Typically the drive will not correctly detect in the BIOS. Instead of this vintage drive detecting as a 6E040L0 model with 40 GB of capacity, a common firmware corruption will cause that drive to detect with 0 GB capacity and as N40P. A more modern example is the Intel 8MB bug. When the firmware has a corruption, instead of this SSD drive detecting as an Intel 320 series with 160GB of capacity, it will detect as BAD_CTX with an error code and 8MB of capacity.
Ten percent of the cases we see here at Gillware have healthy internals, electronics and the data user area (partition tables, file system meta-data, binary user data) is healthy as well. They show up here because the only problem is they have a firmware bug. Ten percent may not seem like a lot, but there are other uses for firmware manipulation besides repair, and as a company that has spent millions of dollars to increase success rates, I’ll tell you the ability to recover data on an extra ten percent of cases is huge.

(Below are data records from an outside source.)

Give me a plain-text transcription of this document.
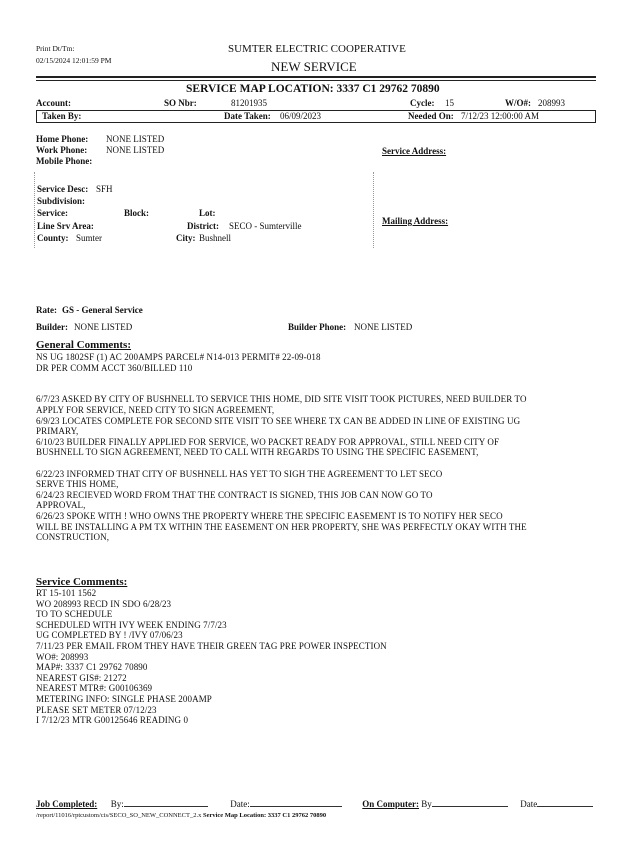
Print Dt/Tm:
02/15/2024 12:01:59 PM
SUMTER ELECTRIC COOPERATIVE
NEW SERVICE
SERVICE MAP LOCATION: 3337 C1 29762 70890
Account:	SO Nbr:	81201935	Cycle: 15	W/O#: 208993
Taken By:	Date Taken: 06/09/2023	Needed On: 7/12/23 12:00:00 AM
Home Phone: NONE LISTED
Work Phone: NONE LISTED
Mobile Phone:
Service Address:
Mailing Address:
Service Desc: SFH
Subdivision:
Service:	Block:	Lot:
Line Srv Area:	District: SECO - Sumterville
County: Sumter	City: Bushnell
Rate: GS - General Service
Builder: NONE LISTED	Builder Phone: NONE LISTED
General Comments:
NS UG 1802SF (1) AC 200AMPS PARCEL# N14-013 PERMIT# 22-09-018
DR PER COMM ACCT 360/BILLED 110
6/7/23 ASKED BY CITY OF BUSHNELL TO SERVICE THIS HOME, DID SITE VISIT TOOK PICTURES, NEED BUILDER TO
APPLY FOR SERVICE, NEED CITY TO SIGN AGREEMENT,
6/9/23 LOCATES COMPLETE FOR SECOND SITE VISIT TO SEE WHERE TX CAN BE ADDED IN LINE OF EXISTING UG
PRIMARY,
6/10/23 BUILDER FINALLY APPLIED FOR SERVICE, WO PACKET READY FOR APPROVAL, STILL NEED CITY OF
BUSHNELL TO SIGN AGREEMENT, NEED TO CALL WITH REGARDS TO USING THE SPECIFIC EASEMENT,
6/22/23 INFORMED THAT CITY OF BUSHNELL HAS YET TO SIGH THE AGREEMENT TO LET SECO
SERVE THIS HOME,
6/24/23 RECIEVED WORD FROM THAT THE CONTRACT IS SIGNED, THIS JOB CAN NOW GO TO
APPROVAL,
6/26/23 SPOKE WITH ! WHO OWNS THE PROPERTY WHERE THE SPECIFIC EASEMENT IS TO NOTIFY HER SECO
WILL BE INSTALLING A PM TX WITHIN THE EASEMENT ON HER PROPERTY, SHE WAS PERFECTLY OKAY WITH THE
CONSTRUCTION,
Service Comments:
RT 15-101 1562
WO 208993 RECD IN SDO 6/28/23
TO TO SCHEDULE
SCHEDULED WITH IVY WEEK ENDING 7/7/23
UG COMPLETED BY ! /IVY 07/06/23
7/11/23 PER EMAIL FROM THEY HAVE THEIR GREEN TAG PRE POWER INSPECTION
WO#: 208993
MAP#: 3337 C1 29762 70890
NEAREST GIS#: 21272
NEAREST MTR#: G00106369
METERING INFO: SINGLE PHASE 200AMP
PLEASE SET METER 07/12/23
I 7/12/23 MTR G00125646 READING 0
Job Completed: By:	Date:	On Computer: By	Date
/report/11016/rptcustom/cis/SECO_SO_NEW_CONNECT_2.x Service Map Location: 3337 C1 29762 70890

The challenge of reverse engineering complicated electronic devices, and applying that knowledge to get people out of jams, is actually fun for a certain type of engineer. It would be a lot more fun if the stakes and anxiety wasn’t so high for all our clients. If you’ve got a computer engineering and programming background, and dedicate about three years of your life to it, you’ll get pretty decent at it. A scientific background and ten thousand hours will make you a master of this very odd specialty. I’d estimate there are less than 300 humans worldwide that have put in these 10,000+ hours. I’ve met about 12 of them, and none of us want to do it very much anymore but it’s very difficult to get away from it entirely.
Knowledge of the storage device’s operating system is of paramount importance to any company serious about data recovery. It is when you use it in conjunction with other skills like electrical or physical rework that the applied knowledge is truly useful.